Lindsay Lohan and Samantha Ronson — and their mothers — spend some quality time together in New York.

This is getting serious.

Also, Samantha Ronson’s look has changed considerably over the past couple of weeks. She looks more … human. Is it possible the recent flurry of paparazzi photos of her has caused her to take a good hard look in the proverbial mirror and realize how strange she looks all the time? She definitely is looking much better these days.

The Sisterhood of the The Traveling Lohans

Tuesday, July 29th, 2008

So … why exactly did Dina Lohan leave the after-party for the Sisterhood of the Traveling Pants 2 premiere in a huff?

Depends on who you believe.

Most people say that Dina, drunk as hell, threw a fit when she, Ali and a friend of Ali’s sat down at a reserved table and were later asked to move by a staffer.
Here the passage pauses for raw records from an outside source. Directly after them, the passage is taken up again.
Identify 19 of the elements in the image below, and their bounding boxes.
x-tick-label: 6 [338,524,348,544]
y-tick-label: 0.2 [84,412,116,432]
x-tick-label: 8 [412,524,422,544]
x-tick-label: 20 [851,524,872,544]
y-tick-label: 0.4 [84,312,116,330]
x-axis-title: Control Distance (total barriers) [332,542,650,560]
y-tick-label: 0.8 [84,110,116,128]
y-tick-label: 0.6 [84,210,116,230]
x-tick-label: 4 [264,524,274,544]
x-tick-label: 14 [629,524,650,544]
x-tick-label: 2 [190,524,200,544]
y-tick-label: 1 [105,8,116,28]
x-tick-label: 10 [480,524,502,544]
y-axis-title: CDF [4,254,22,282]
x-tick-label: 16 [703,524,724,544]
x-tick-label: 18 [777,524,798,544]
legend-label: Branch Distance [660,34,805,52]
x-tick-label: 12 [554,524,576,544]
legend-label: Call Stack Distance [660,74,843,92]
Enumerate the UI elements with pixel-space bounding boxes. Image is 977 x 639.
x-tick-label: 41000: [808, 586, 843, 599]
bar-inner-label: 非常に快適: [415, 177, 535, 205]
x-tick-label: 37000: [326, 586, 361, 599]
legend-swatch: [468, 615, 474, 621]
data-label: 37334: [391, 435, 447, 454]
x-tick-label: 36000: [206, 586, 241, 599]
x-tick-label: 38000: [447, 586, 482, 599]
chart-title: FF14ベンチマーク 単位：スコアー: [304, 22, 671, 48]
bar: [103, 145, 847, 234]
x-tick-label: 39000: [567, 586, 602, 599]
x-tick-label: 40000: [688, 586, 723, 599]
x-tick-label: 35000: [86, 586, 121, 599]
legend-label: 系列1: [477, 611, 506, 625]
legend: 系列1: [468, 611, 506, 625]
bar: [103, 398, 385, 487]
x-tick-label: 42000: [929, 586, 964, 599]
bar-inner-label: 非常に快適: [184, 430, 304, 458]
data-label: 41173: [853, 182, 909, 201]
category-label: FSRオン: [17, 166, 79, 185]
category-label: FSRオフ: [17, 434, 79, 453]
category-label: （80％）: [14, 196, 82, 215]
Dina “went apeshit,” says a source. “It so wasn’t cool.” Dina was then asked to leave the event.

However, in an email to Mark Malkin, Dina says she left voluntarily because the staffer was raising his voice to them. “He made the girls uncomfortable,” she wrote. “At that point, the girls wanted to leave.”

Um … why was he raising his voice? Because you were being an asshole about being asked to leave a table that was reserved for someone else? Yeah. Were you so hungover when you wrote this that this explanation made sense, Dina?

Another party-goer insists that the staffer was perfectly polite. “Dina was so awful,” said the source.

Word on the Street

Tuesday, July 29th, 2008

Is that Dina Lohan was asked to leave the after-party for the Sisterhood of the Traveling Pants 2 premiere because she was so completely trashed.

Like mother like daughter!

Meanwhile, Lindsay and SamRo stayed up until 4 am partying at an NYC gay bar. However, no reports of any incidents with Lindsay, so it’s possible she actually stayed sober that whole time. Samantha is her new drug!